Teks berbahasa Mandarin yang menyertai video tersebut secara eksplisit meminta informasi sensitif. Pertanyaan yang diajukan mencakup "Apakah Anda memiliki informasi tentang para pemimpin China berpangkat tinggi? Apakah Anda seorang perwira militer atau memiliki hubungan dengan militer? Apakah Anda bekerja di bidang intelijen, diplomasi, ekonomi, sains, atau teknologi canggih, atau berurusan dengan orang-orang yang bekerja di bidang-bidang ini?" CIA juga menjamin kontak dapat dilakukan "dengan aman melalui layanan Tor yang tersembunyi", mengundang siapa pun yang "ingin memahami kebenaran" untuk menghubungi mereka.

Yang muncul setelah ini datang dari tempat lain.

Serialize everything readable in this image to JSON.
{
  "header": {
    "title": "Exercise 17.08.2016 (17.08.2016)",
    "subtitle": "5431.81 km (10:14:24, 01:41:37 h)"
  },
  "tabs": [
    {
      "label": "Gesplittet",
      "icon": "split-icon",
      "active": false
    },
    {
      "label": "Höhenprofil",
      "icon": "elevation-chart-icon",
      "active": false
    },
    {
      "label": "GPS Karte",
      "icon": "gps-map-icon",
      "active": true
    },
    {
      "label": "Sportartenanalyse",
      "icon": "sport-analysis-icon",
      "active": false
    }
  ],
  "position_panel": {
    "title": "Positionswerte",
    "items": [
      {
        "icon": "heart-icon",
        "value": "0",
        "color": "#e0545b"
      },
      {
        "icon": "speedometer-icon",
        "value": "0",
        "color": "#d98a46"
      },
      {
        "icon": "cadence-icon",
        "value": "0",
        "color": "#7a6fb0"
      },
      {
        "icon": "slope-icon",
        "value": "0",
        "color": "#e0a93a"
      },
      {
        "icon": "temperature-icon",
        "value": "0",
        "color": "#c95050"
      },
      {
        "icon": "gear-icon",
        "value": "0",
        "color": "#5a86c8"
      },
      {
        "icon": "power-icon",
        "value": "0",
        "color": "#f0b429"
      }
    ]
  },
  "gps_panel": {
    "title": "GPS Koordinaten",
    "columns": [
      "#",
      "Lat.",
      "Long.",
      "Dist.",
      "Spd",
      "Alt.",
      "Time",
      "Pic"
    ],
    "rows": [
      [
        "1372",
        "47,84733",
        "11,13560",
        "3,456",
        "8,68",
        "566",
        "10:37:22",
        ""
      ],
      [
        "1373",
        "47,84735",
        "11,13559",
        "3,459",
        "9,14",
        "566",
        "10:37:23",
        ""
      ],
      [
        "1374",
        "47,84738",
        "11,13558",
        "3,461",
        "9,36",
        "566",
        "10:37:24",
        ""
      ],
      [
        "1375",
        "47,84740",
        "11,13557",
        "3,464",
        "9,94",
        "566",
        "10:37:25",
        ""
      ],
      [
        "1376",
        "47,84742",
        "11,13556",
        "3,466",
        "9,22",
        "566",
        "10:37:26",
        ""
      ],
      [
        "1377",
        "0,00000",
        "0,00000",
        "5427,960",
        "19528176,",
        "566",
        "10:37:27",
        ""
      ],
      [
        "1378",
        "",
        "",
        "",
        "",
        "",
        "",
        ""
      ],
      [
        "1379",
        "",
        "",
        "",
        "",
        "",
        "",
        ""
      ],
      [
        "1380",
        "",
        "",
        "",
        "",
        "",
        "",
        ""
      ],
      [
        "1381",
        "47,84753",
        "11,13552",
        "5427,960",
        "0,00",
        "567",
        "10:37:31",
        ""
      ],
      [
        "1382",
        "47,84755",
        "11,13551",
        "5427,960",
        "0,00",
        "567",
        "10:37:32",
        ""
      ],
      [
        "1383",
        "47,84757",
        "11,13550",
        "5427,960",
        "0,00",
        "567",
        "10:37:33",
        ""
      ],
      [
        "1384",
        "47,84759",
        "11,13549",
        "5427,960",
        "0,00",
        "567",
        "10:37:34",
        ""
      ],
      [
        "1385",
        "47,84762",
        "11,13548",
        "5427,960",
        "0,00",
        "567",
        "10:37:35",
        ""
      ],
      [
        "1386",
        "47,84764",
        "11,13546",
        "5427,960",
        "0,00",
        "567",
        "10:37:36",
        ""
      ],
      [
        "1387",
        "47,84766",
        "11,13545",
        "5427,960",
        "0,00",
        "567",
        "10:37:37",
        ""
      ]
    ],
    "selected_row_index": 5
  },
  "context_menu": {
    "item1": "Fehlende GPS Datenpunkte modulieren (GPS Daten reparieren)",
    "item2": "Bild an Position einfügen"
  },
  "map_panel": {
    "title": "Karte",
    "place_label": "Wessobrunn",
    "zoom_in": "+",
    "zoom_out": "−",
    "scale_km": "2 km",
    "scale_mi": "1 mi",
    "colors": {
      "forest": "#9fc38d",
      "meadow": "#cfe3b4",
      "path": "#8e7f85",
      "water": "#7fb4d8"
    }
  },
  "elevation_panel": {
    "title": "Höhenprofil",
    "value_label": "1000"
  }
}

Upaya perekrutan ini bukanlah yang pertama bagi CIA. Direktur John Ratcliffe sebelumnya telah mengungkapkan bahwa badan intelijen tersebut merilis sejumlah video serupa tahun lalu sebagai bagian dari strategi untuk "menyesuaikan taktik kami" dalam merekrut pejabat-pejabat China. Langkah ini menunjukkan evolusi metode spionase yang digunakan oleh AS dalam menghadapi rivalitas global. Insiden ini tidak hanya memperdalam jurang ketidakpercayaan antara Washington dan Beijing, tetapi juga menyoroti intensitas perang intelijen yang berlangsung di balik layar, dengan China kini bersiaga penuh menghadapi ancaman yang dianggap sebagai pelanggaran serius terhadap kedaulatannya.